Agora, finalmente, entremos no melhor filme da trilogia: “Babel”.
Esse terceiro filme de Iñárritu já ganha por relacionar não mais apenas personagens completamente diferentes entre si, mas sim vindas de países e de culturas totalmente distintas. A distância enorme, os costumes e valores discrepantes, a forma como o acidente as atinge, é tudo grandioso e, ao mesmo tempo, singelo, banal e simples.
O acidente em si, que abre o filme, é de uma inocência e de uma casualidade que chocam. A sensação que se tem é a de que estamos diante de um perfeito exemplo do famoso Efeito Borboleta**, parte integrante da Teoria do Caos. Em “Babel”, uma simples brincadeira infantil (“o bater de asas de uma simples borboleta...”) mobiliza e abala vidas em pelo menos três continentes diferentes (“...poderia (...) provocar um tufão do outro lado do mundo”). E aqui está a genialidade e beleza do filme.
Assim, podemos destacar a forte presença do acaso e da fatalidade no desenrolar das histórias e, também, a importância dada às escolhas que fazemos que, por mais simples que sejam no agora, podem ser imensamente significativas no depois.
Além disso, por se embrenhar em culturas diferentes, o filme “Babel” traz um aspecto muito importante nas relações não só interculturais, mas também nas relações pessoais hoje de uma forma geral: o “listen”. Essa é a palavra do filme.

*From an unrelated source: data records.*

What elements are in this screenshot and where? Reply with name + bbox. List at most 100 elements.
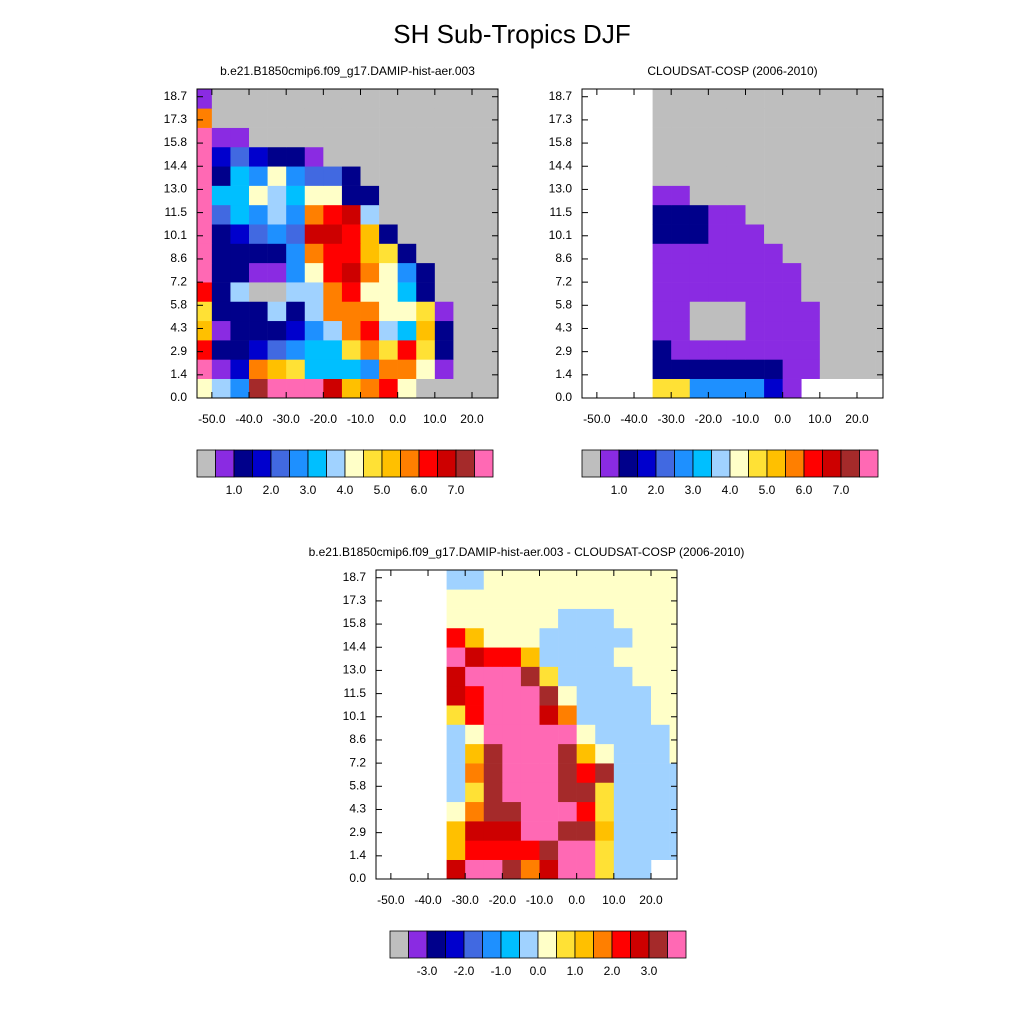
- cell: [465, 608, 485, 629]
- cell: [650, 608, 670, 629]
- cell: [782, 224, 802, 244]
- cell: [230, 340, 250, 360]
- cell: [453, 301, 473, 322]
- cell: [726, 378, 746, 398]
- cell: [819, 340, 839, 360]
- cell: [632, 801, 652, 822]
- y-tick-label: 0.0: [170, 390, 187, 404]
- cell: [453, 282, 473, 302]
- cell: [576, 627, 596, 648]
- cell: [341, 224, 361, 244]
- cell: [230, 127, 250, 148]
- cell: [650, 705, 670, 725]
- colorbar-label: 7.0: [448, 483, 465, 497]
- cell: [520, 627, 540, 648]
- cell: [323, 204, 343, 225]
- cell: [576, 570, 596, 590]
- cell: [397, 320, 417, 341]
- colorbar-label: 3.0: [300, 483, 317, 497]
- cell: [632, 627, 652, 648]
- y-tick-label: 17.3: [343, 593, 367, 607]
- cell: [304, 108, 324, 128]
- x-tick-label: -10.0: [347, 412, 375, 426]
- cell: [197, 224, 213, 244]
- cell: [304, 89, 324, 109]
- cell: [397, 108, 417, 128]
- cell: [838, 224, 858, 244]
- cell: [286, 166, 306, 186]
- cell: [558, 801, 577, 822]
- cell: [230, 262, 250, 283]
- cell: [819, 204, 839, 225]
- cell: [838, 89, 858, 109]
- cell: [726, 262, 746, 283]
- y-tick-label: 11.5: [165, 205, 188, 219]
- cell: [632, 685, 652, 706]
- cell: [490, 301, 498, 322]
- cell: [520, 685, 540, 706]
- cell: [856, 185, 876, 206]
- cell: [249, 340, 268, 360]
- cell: [304, 301, 324, 322]
- cell: [708, 127, 728, 148]
- cell: [416, 146, 436, 167]
- cell: [708, 108, 728, 128]
- cell: [838, 108, 858, 128]
- cell: [416, 127, 436, 148]
- cell: [745, 224, 765, 244]
- y-tick-label: 0.0: [555, 390, 572, 404]
- cell: [650, 685, 670, 706]
- cell: [249, 301, 268, 322]
- cell: [782, 108, 802, 128]
- x-tick-label: 10.0: [808, 412, 832, 426]
- cell: [671, 204, 691, 225]
- cell: [453, 185, 473, 206]
- cell: [819, 127, 839, 148]
- cell: [453, 166, 473, 186]
- cell: [197, 204, 213, 225]
- colorbar-box: [729, 449, 749, 478]
- y-tick-label: 15.8: [164, 135, 188, 149]
- x-tick-label: 0.0: [774, 412, 791, 426]
- cell: [875, 282, 883, 302]
- cell: [471, 243, 491, 264]
- cell: [360, 166, 380, 186]
- cell: [453, 262, 473, 283]
- cell: [341, 340, 361, 360]
- colorbar-box: [840, 449, 860, 478]
- cell: [838, 282, 858, 302]
- colorbar-box: [389, 930, 409, 959]
- colorbar: 1.0 2.0 3.0 4.0 5.0 6.0 7.0: [581, 449, 879, 497]
- y-tick-label: 14.4: [343, 639, 367, 653]
- cell: [416, 166, 436, 186]
- cell: [502, 647, 522, 667]
- cell: [249, 204, 268, 225]
- cell: [632, 570, 652, 590]
- cell: [875, 359, 883, 379]
- cell: [267, 185, 287, 206]
- cell: [539, 627, 559, 648]
- cell: [323, 185, 343, 206]
- cell: [249, 243, 268, 264]
- cell: [397, 185, 417, 206]
- cell: [465, 705, 485, 725]
- cell: [650, 589, 670, 609]
- cell: [856, 243, 876, 264]
- cell: [397, 127, 417, 148]
- cell: [267, 166, 287, 186]
- cell: [483, 608, 503, 629]
- y-tick-label: 1.4: [349, 848, 366, 862]
- cell: [453, 359, 473, 379]
- cell: [416, 378, 436, 398]
- cell: [490, 262, 498, 283]
- cell: [197, 320, 213, 341]
- cell: [483, 647, 503, 667]
- colorbar-box: [611, 930, 631, 959]
- cell: [671, 320, 691, 341]
- cell: [267, 359, 287, 379]
- cell: [446, 859, 466, 879]
- cell: [249, 262, 268, 283]
- cell: [652, 204, 672, 225]
- cell: [397, 146, 417, 167]
- cell: [267, 146, 287, 167]
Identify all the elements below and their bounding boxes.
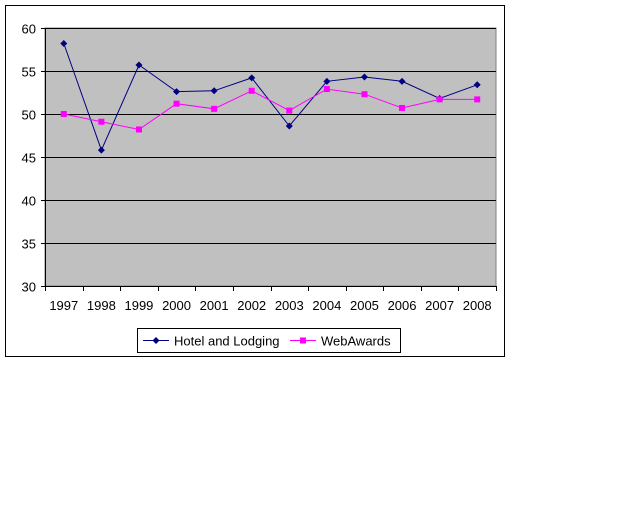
x-tick-label: 2003 xyxy=(275,298,304,313)
data-point xyxy=(173,88,181,96)
legend-label: Hotel and Lodging xyxy=(174,334,280,349)
x-tick-label: 2004 xyxy=(312,298,341,313)
data-point xyxy=(323,77,331,85)
series-group xyxy=(60,39,481,154)
data-point xyxy=(285,122,293,130)
legend-entry: WebAwards xyxy=(290,334,391,349)
data-point xyxy=(436,96,443,103)
legend: Hotel and Lodging WebAwards xyxy=(137,328,401,353)
line-chart: 30 35 40 45 50 55 60 1997 1998 1999 2000 2001 2002 20… xyxy=(22,22,497,353)
data-point xyxy=(248,87,255,94)
legend-label: WebAwards xyxy=(321,334,391,349)
legend-marker xyxy=(300,337,306,344)
chart-frame: 30 35 40 45 50 55 60 1997 1998 1999 2000 2001 2002 20… xyxy=(5,5,505,357)
legend-entry: Hotel and Lodging xyxy=(143,334,280,349)
data-point xyxy=(60,111,67,117)
series-webawards xyxy=(60,86,481,133)
data-point xyxy=(360,73,368,81)
data-point xyxy=(173,100,180,107)
data-point xyxy=(399,104,406,111)
data-point xyxy=(323,86,330,93)
y-tick-label: 40 xyxy=(22,194,36,209)
gridlines xyxy=(45,28,496,244)
data-point xyxy=(135,126,142,133)
x-tick-label: 2008 xyxy=(463,298,492,313)
data-point xyxy=(248,74,256,82)
x-tick-label: 1997 xyxy=(49,298,78,313)
data-point xyxy=(211,105,218,112)
x-tick-label: 1998 xyxy=(87,298,116,313)
data-point xyxy=(398,77,406,85)
series-hotel-and-lodging xyxy=(60,39,481,154)
y-tick-label: 50 xyxy=(22,108,36,123)
data-point xyxy=(473,81,481,89)
data-point xyxy=(98,118,105,125)
y-tick-label: 30 xyxy=(22,280,36,295)
x-tick-label: 2001 xyxy=(200,298,229,313)
y-tick-label: 35 xyxy=(22,237,36,252)
data-point xyxy=(361,91,368,98)
x-tick-label: 2002 xyxy=(237,298,266,313)
y-tick-label: 45 xyxy=(22,151,36,166)
axes: 30 35 40 45 50 55 60 1997 1998 1999 2000 2001 2002 20… xyxy=(22,22,497,313)
series-line xyxy=(63,43,478,152)
x-tick-label: 2006 xyxy=(388,298,417,313)
data-point xyxy=(135,61,143,69)
legend-box xyxy=(137,328,401,353)
x-tick-label: 2007 xyxy=(425,298,454,313)
x-tick-label: 2000 xyxy=(162,298,191,313)
x-tick-label: 2005 xyxy=(350,298,379,313)
x-tick-label: 1999 xyxy=(124,298,153,313)
data-point xyxy=(474,96,481,103)
y-tick-label: 60 xyxy=(22,22,36,37)
data-point xyxy=(286,107,293,114)
data-point xyxy=(210,87,218,95)
data-point xyxy=(97,146,105,154)
y-tick-label: 55 xyxy=(22,65,36,80)
series-line xyxy=(63,88,478,131)
legend-marker xyxy=(152,337,160,344)
data-point xyxy=(60,39,68,47)
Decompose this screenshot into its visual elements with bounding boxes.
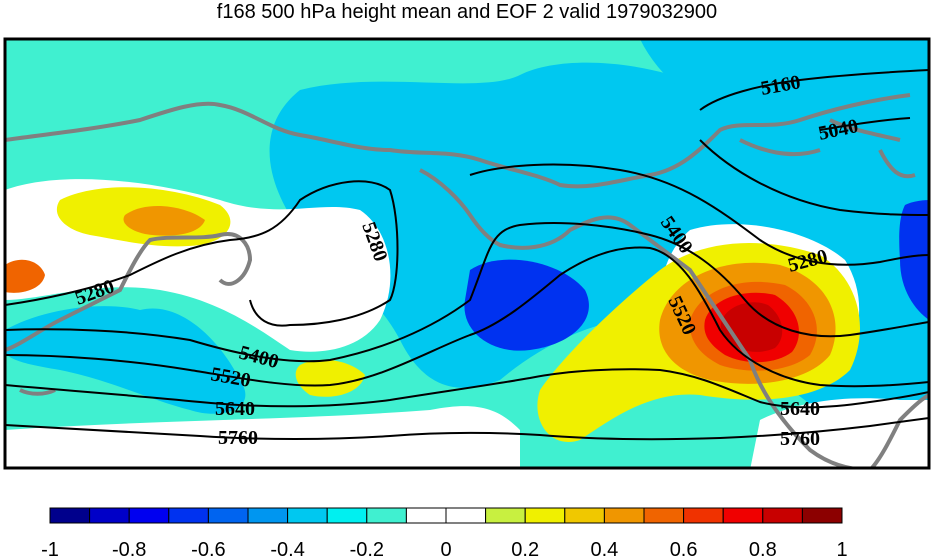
blue-region-west [5,306,246,414]
colorbar-tick-label: 0.4 [590,539,618,558]
coastline-east [869,393,929,468]
contour-5760 [5,417,929,441]
contour-outer-north [699,139,929,216]
colorbar-tick-label: 0.6 [670,539,698,558]
shaded-field: 5160 5040 5280 5280 5400 5280 5520 5400 … [5,39,929,468]
colorbar-box [445,507,487,524]
map-title: f168 500 hPa height mean and EOF 2 valid… [216,1,718,23]
colorbar-tick-label: -0.4 [270,539,304,558]
colorbar-tick-label: 0 [440,539,451,558]
colorbar-box [89,507,130,524]
contour-5640 [5,368,929,409]
colorbar-box [247,507,289,524]
colorbar-box [207,507,249,524]
colorbar-tick-label: -0.8 [112,539,146,558]
colorbar-box [168,507,209,524]
colorbar-box [722,507,764,524]
colorbar-box [366,507,407,524]
contour-5520 [5,246,929,388]
map-frame [3,37,931,470]
colorbar-box [643,507,685,524]
orange-spot-edge [5,259,45,293]
colorbar-box [287,507,328,524]
colorbar-box [49,507,91,524]
colorbar-box [603,507,645,524]
yellow-small [295,359,365,397]
coastline-islands [19,118,916,396]
contour-5280-east [469,163,929,266]
colorbar-box [128,507,170,524]
blue-core [464,259,589,351]
colorbar-tick-label: -0.6 [191,539,225,558]
contour-label: 5760 [218,427,258,449]
coastline-north [5,93,911,189]
colorbar-tick-label: 0.2 [511,539,539,558]
colorbar-tick-label: 1 [836,539,847,558]
colorbar-box [683,507,724,524]
contour-5040 [819,117,911,131]
contour-5400 [5,222,929,363]
colorbar-boxes [49,507,843,524]
white-region-south [5,406,520,468]
contour-5160 [699,69,929,111]
colorbar-box [326,507,368,524]
colorbar-box [564,507,605,524]
orange-spot-west [123,205,205,236]
contour-label: 5640 [780,398,820,420]
contour-5280-west [5,180,399,327]
colorbar-tick-label: 0.8 [749,539,777,558]
colorbar-box [485,507,526,524]
coastline-west [5,232,253,352]
colorbar-tick-label: -1 [41,539,59,558]
blue-east [899,200,929,320]
colorbar-tick-labels: -1 -0.8 -0.6 -0.4 -0.2 0 0.2 0.4 0.6 0.8 1 [41,539,847,558]
height-contours [5,69,929,441]
colorbar-box [405,507,447,524]
colorbar-box [801,507,843,524]
contour-label: 5760 [780,428,820,450]
contour-label: 5640 [215,398,255,420]
colorbar-box [762,507,803,524]
colorbar-box [524,507,566,524]
colorbar-tick-label: -0.2 [350,539,384,558]
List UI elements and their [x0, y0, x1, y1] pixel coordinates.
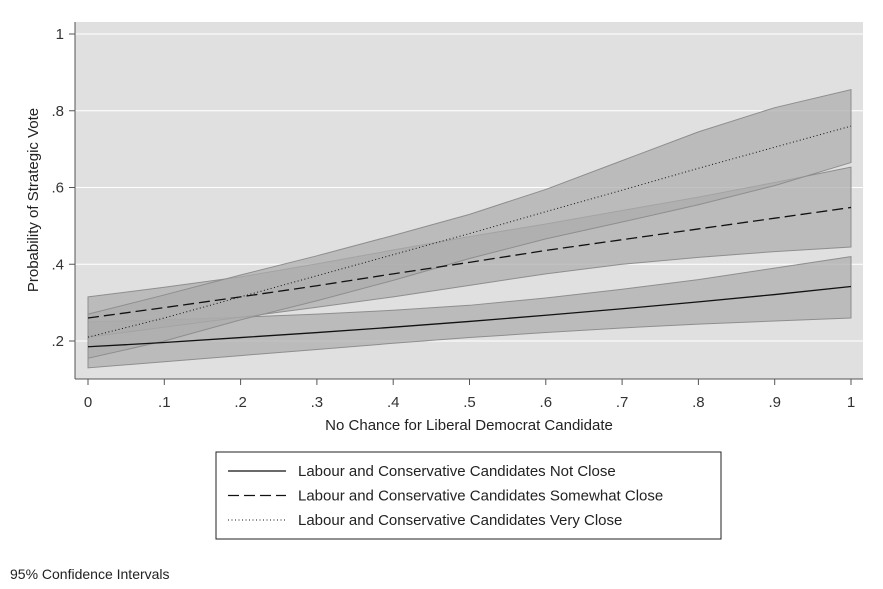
x-tick-label: 1 [847, 394, 855, 411]
legend-label: Labour and Conservative Candidates Not C… [298, 463, 616, 480]
x-tick-label: .2 [234, 394, 247, 411]
x-tick-label: .5 [463, 394, 476, 411]
x-tick-label: .4 [387, 394, 400, 411]
y-tick-label: .8 [51, 103, 64, 120]
x-tick-label: .6 [540, 394, 553, 411]
x-tick-label: .1 [158, 394, 171, 411]
confidence-band [87, 255, 852, 369]
series-line [87, 285, 852, 348]
y-tick-label: .2 [51, 333, 64, 350]
x-tick-label: .7 [616, 394, 629, 411]
series-line [87, 206, 852, 319]
x-axis: 0 .1 .2 .3 .4 .5 .6 .7 .8 .9 1 [75, 378, 863, 411]
legend-label: Labour and Conservative Candidates Somew… [298, 488, 663, 505]
x-tick-label: .9 [768, 394, 781, 411]
legend-box [215, 451, 722, 540]
y-tick-label: 1 [56, 26, 64, 43]
x-axis-title: No Chance for Liberal Democrat Candidate [325, 417, 613, 434]
series-lines [87, 125, 852, 348]
legend: Labour and Conservative Candidates Not C… [215, 451, 722, 540]
x-tick-label: .8 [692, 394, 705, 411]
legend-label: Labour and Conservative Candidates Very … [298, 512, 622, 529]
x-tick-label: 0 [84, 394, 92, 411]
y-tick-label: .6 [51, 180, 64, 197]
confidence-interval-note: 95% Confidence Intervals [10, 566, 170, 582]
y-tick-label: .4 [51, 256, 64, 273]
y-axis-title: Probability of Strategic Vote [25, 108, 42, 292]
x-tick-label: .3 [311, 394, 324, 411]
y-axis: .2 .4 .6 .8 1 [51, 22, 76, 379]
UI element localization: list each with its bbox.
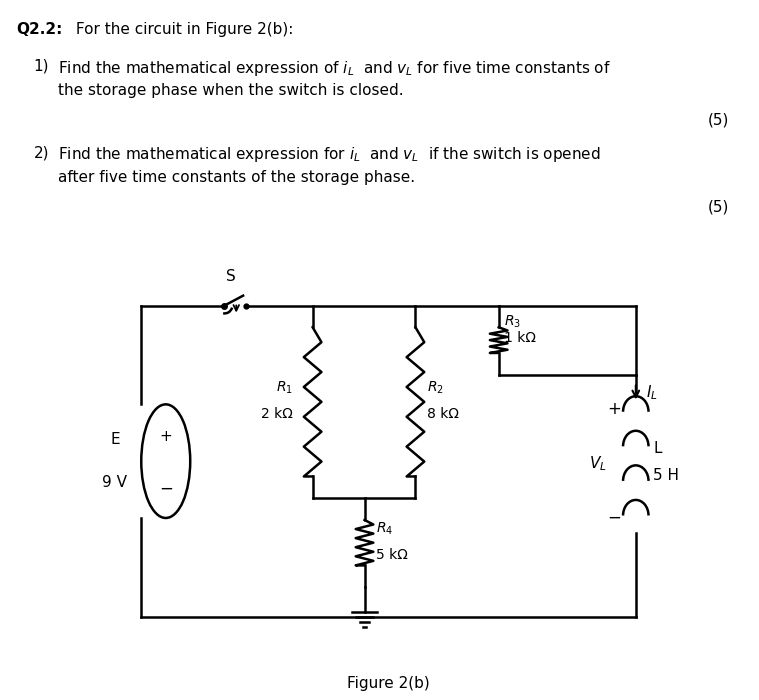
Text: $R_4$: $R_4$ [376,521,393,537]
Text: +: + [607,400,621,419]
Text: −: − [159,480,173,498]
Text: Q2.2:: Q2.2: [16,22,62,37]
Ellipse shape [141,405,191,518]
Text: E: E [110,432,120,447]
Text: 1 kΩ: 1 kΩ [503,331,536,345]
Text: 5 H: 5 H [653,468,679,483]
Text: 5 kΩ: 5 kΩ [376,547,408,561]
Text: $R_1$: $R_1$ [276,380,293,396]
Text: S: S [226,269,236,284]
Text: L: L [653,441,662,456]
Text: 9 V: 9 V [102,475,128,491]
Text: (5): (5) [707,199,729,215]
Text: $V_L$: $V_L$ [589,454,606,473]
Text: +: + [159,429,172,444]
Text: Find the mathematical expression of $i_L$  and $v_L$ for five time constants of: Find the mathematical expression of $i_L… [58,59,611,78]
Text: $R_3$: $R_3$ [503,314,521,330]
Text: Find the mathematical expression for $i_L$  and $v_L$  if the switch is opened: Find the mathematical expression for $i_… [58,146,601,164]
Text: $R_2$: $R_2$ [427,380,444,396]
Text: For the circuit in Figure 2(b):: For the circuit in Figure 2(b): [71,22,293,37]
Text: (5): (5) [707,113,729,128]
Text: Figure 2(b): Figure 2(b) [347,676,430,691]
Text: 2 kΩ: 2 kΩ [261,407,293,421]
Text: $I_L$: $I_L$ [646,383,657,402]
Text: 2): 2) [33,146,49,160]
Text: 1): 1) [33,59,49,74]
Text: after five time constants of the storage phase.: after five time constants of the storage… [58,170,415,186]
Text: 8 kΩ: 8 kΩ [427,407,459,421]
Text: the storage phase when the switch is closed.: the storage phase when the switch is clo… [58,83,404,98]
Text: −: − [607,509,621,527]
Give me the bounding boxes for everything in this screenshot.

As sociedades e as pessoas não se escutam, não se dão ao trabalho de ouvir o outro com o mínimo de atenção, se mantêm cegas e surdas ao que se passa ao seu redor, ignorando e se fechando em seus redutos de metal e vidro, como já dizia aquela frase de abertura do filme “Crash” (2004)***.
O “ouvir” no filme se mostra de forma tão latente que não há como não se identificar com a personagem da atriz Rinko Kikuchi. Não sei se o fato de o cinema oriental hoje estar tão em evidência acabar por gerar essa simpatia, mas, enfim, considero sua personagem como minha favorita no filme.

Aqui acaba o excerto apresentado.